British Inflation: A Teachable Moment: Adam Posen gave a talk yesterday (pdf) about British monetary policy that drives home a point I’ve been meaning to make; namely, that what’s happening in Britain on the monetary front right now is very much a teachable moment for monetary policy more generally. The Bank of England faces the same kind conflict between what it should be doing and what it’s under pressure to do that faces the Fed, but in starker form. And if the BoE holds its ground, we should soon have a clear demonstration that one side is right and the other is wrong.
The story so far: Britain is currently experiencing relatively high headline inflation, more than 4 percent over the previous year. And so there are demands that the BoE tighten. Yet the bulk of the rise in inflation clearly represents temporary or one-time factors: a rise in value-added taxes as temporary breaks introduced during the recession expired, commodity prices, and the once-off effects of the fall in the value of the pound against the euro. Nonetheless, the inflation hawks demand a rate rise, arguing that despite the still very depressed state of the economy, inflation must be nipped in the bud or it will turn into stagflation, 70s-style.

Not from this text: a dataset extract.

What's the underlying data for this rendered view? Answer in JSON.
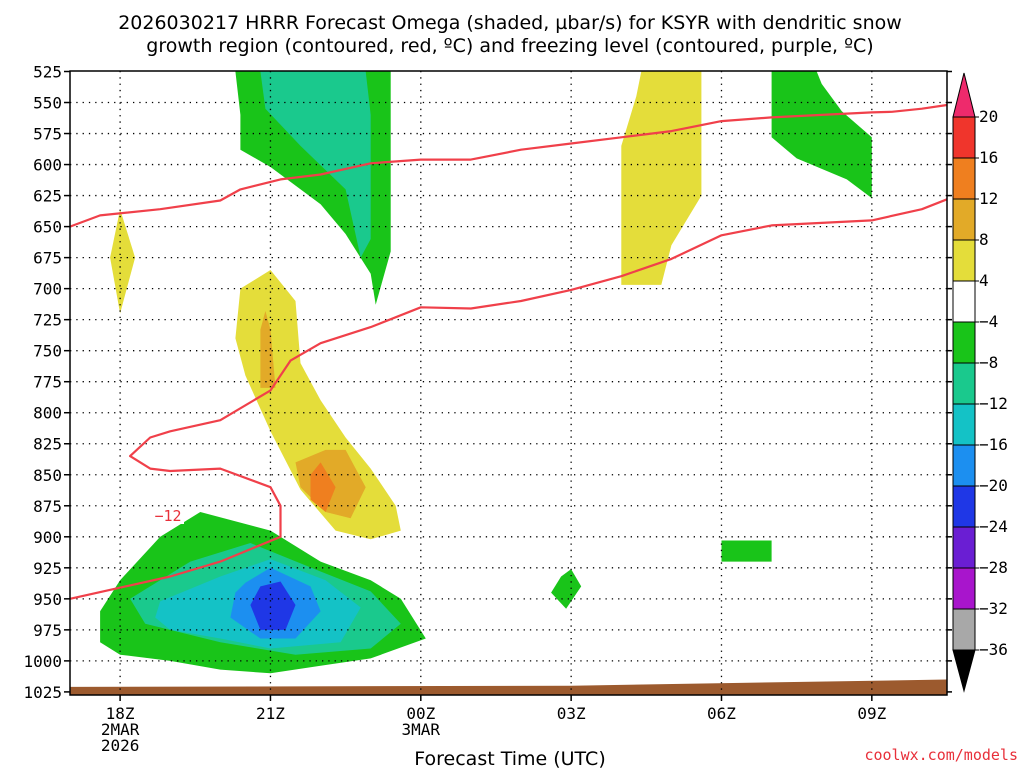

What Posen points out is that the case for preemptive monetary tightening to head off stagflation is entirely based on the 70s experience; there have been no other similar episodes in history. before or since. And the situation in Britain today bears little resemblance to the situation preceding any modern takeoff in inflation. Here’s unit labor costs in the quarters preceding several modern British inflation episodes, and this time around....
All the same issues apply in the United States, although in less extreme form.... What we can hope for is that the BoE stays the course; and when inflation in the UK drops sharply, as it almost surely will, that will be an object lesson in the folly of always making policy as if it were 1979.